Most of the gamers I know are all grown up now and a number of them have started/are starting families. It’s inevitable that when Dad sits down to paint that a child will become fascinated with what they’re doing and why.
My (step)son had just turned seven and is starting to make noises (along with Beyblades, Mighty Beans and Lego) about toy soldiers.
Obviously there are a number of reactions, some good and some bad. The bad would be to completely discourage it; selfishly wanting to keep it for myself. I don’t roll like that.
Good would be allowing them to explore their curiosity (as long as they don’t want to play Eldar. No sir, not in my house!) and either let it run it’s course or continue to develop. Mr. Seven has painted a couple of miniatures with a little help, but has no real interest in the game.
I think I have (after talking to a number of father types in the wargaming scene) come up with a tool to help either make or break.

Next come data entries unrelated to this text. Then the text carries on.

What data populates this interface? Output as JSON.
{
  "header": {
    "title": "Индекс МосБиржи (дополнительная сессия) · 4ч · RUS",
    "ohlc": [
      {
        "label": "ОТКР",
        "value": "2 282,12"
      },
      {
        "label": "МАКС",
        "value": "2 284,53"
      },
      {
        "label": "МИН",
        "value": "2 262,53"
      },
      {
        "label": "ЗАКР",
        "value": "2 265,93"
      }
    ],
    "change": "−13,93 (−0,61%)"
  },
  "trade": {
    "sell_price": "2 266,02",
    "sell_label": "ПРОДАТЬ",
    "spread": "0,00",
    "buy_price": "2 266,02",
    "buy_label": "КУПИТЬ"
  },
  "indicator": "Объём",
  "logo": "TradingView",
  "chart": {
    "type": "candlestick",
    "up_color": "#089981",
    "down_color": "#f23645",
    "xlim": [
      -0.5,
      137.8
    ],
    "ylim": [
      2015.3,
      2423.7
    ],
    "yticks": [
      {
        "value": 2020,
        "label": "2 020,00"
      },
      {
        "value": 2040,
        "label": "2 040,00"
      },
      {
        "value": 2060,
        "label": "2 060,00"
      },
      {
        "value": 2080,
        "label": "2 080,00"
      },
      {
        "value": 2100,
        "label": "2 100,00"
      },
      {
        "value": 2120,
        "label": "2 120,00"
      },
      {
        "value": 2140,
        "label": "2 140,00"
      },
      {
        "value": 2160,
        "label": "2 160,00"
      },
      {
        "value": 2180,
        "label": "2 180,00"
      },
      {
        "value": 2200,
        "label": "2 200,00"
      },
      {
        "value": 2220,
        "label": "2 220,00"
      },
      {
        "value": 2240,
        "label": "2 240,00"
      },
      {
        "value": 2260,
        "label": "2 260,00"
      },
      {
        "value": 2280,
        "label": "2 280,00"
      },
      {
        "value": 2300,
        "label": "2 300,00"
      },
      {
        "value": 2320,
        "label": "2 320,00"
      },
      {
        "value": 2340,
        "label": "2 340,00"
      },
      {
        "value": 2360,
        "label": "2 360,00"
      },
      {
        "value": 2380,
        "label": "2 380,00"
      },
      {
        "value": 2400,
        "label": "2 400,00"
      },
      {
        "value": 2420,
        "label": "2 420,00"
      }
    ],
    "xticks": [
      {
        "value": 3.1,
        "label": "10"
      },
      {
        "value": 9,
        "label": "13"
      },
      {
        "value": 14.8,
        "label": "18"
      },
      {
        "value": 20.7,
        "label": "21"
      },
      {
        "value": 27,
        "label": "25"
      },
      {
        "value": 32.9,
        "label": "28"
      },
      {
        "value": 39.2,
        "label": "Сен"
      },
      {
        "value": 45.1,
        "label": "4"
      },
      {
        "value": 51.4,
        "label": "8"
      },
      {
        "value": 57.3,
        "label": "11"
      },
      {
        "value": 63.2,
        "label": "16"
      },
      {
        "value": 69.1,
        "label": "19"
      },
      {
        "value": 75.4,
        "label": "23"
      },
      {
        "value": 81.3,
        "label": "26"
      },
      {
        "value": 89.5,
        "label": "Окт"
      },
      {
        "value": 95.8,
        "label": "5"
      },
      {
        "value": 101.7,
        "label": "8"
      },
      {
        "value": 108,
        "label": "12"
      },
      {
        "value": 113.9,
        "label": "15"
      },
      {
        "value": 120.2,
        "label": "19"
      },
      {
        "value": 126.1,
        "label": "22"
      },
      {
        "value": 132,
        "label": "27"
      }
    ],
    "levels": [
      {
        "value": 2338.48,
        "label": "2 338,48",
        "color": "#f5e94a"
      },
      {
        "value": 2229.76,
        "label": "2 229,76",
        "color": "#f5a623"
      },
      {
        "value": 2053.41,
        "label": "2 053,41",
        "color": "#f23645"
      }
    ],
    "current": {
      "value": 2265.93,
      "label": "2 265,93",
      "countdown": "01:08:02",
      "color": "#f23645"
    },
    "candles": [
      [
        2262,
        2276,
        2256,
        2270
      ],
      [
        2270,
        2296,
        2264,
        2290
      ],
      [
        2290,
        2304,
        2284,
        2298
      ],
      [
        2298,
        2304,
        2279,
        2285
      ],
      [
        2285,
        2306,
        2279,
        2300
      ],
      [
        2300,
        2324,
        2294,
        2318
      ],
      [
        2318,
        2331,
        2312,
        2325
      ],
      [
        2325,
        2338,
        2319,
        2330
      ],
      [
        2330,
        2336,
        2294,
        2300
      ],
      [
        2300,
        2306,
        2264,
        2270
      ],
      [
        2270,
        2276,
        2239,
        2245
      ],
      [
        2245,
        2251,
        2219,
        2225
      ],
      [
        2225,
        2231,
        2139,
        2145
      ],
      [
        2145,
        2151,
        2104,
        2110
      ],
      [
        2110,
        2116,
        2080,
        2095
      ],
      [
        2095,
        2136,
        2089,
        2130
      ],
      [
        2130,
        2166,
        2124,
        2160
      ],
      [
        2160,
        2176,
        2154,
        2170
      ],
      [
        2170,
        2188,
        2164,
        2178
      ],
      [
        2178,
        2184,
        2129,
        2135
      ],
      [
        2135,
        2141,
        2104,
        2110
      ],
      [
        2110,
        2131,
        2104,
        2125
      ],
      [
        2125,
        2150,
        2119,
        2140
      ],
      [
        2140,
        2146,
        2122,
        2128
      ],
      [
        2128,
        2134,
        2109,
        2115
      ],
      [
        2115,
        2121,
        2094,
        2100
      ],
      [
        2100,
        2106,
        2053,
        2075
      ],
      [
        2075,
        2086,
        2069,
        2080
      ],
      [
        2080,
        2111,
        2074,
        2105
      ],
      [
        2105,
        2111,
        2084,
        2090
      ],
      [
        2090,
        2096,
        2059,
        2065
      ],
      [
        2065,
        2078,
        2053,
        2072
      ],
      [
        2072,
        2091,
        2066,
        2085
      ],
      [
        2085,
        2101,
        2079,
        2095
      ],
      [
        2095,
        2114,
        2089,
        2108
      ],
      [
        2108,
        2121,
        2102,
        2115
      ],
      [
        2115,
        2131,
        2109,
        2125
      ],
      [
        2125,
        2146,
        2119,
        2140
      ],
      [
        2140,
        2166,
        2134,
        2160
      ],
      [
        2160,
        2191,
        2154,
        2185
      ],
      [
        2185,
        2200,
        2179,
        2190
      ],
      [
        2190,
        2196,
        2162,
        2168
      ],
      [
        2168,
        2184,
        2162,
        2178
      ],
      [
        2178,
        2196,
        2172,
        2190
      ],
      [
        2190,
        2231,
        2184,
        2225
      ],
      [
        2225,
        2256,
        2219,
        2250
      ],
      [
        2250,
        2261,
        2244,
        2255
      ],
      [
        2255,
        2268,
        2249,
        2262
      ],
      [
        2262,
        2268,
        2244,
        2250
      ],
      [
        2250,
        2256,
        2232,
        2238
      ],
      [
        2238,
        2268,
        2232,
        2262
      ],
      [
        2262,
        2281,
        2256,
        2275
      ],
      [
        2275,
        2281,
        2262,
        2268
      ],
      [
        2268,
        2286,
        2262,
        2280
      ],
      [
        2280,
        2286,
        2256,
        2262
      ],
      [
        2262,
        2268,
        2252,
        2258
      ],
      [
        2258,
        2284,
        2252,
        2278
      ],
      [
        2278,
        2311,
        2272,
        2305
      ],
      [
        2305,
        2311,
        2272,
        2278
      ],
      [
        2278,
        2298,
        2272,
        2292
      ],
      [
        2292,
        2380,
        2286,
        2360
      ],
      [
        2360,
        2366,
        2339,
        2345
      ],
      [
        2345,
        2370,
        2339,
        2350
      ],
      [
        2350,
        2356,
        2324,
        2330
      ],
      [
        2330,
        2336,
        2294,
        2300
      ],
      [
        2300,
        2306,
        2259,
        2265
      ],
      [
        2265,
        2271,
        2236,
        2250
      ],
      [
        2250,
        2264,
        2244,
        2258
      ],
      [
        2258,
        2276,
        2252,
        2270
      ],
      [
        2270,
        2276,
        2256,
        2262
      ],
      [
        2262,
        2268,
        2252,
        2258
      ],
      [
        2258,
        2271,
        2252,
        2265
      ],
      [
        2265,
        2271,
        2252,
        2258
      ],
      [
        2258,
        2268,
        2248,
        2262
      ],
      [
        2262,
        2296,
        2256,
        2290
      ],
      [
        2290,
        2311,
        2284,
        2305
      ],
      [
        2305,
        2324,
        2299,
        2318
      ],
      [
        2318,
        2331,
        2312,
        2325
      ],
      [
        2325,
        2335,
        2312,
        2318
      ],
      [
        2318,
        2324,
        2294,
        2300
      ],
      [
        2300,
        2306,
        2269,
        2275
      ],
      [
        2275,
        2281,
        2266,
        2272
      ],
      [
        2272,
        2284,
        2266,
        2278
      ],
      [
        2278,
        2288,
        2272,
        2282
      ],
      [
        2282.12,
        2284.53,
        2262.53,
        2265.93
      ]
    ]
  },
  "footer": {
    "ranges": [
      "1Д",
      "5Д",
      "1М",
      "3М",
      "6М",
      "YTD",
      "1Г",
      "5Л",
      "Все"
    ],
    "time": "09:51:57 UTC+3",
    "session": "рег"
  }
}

As one such father said, “You can’t force them to do it; it’s a hobby. They do it because they want to.”
It’s a pretty simple version of a wargame called Four Plus. Collect some scenery and a few miniatures and place them on a coffee table or other surface that is kid sized. At one stage we were collecting Star Wars Clone Wars figures, and they made great, easy to recognise troops.
Apart from that, the only real rule is “it happens on a four or more”.
I made a couple of six inch rulers from some left over plasticard that measure movement and shooting to help with controlling where they go, but that bit is optional.
Hopefully this will either spark an interest or he’ll play for a while, beat me mercilessly and then forget about it.
I am inspired by guys like Pete Dunn (http://thefieldsofblood.blogspot.com) whose son Jack (known at the time as Little Horus) came across the pond to play at Liber Animus one year and promptly roll over the top of his opponents.
I don’t expect Mr. Seven to go to that length, but if he enjoys it, I see no reason not to encourage him.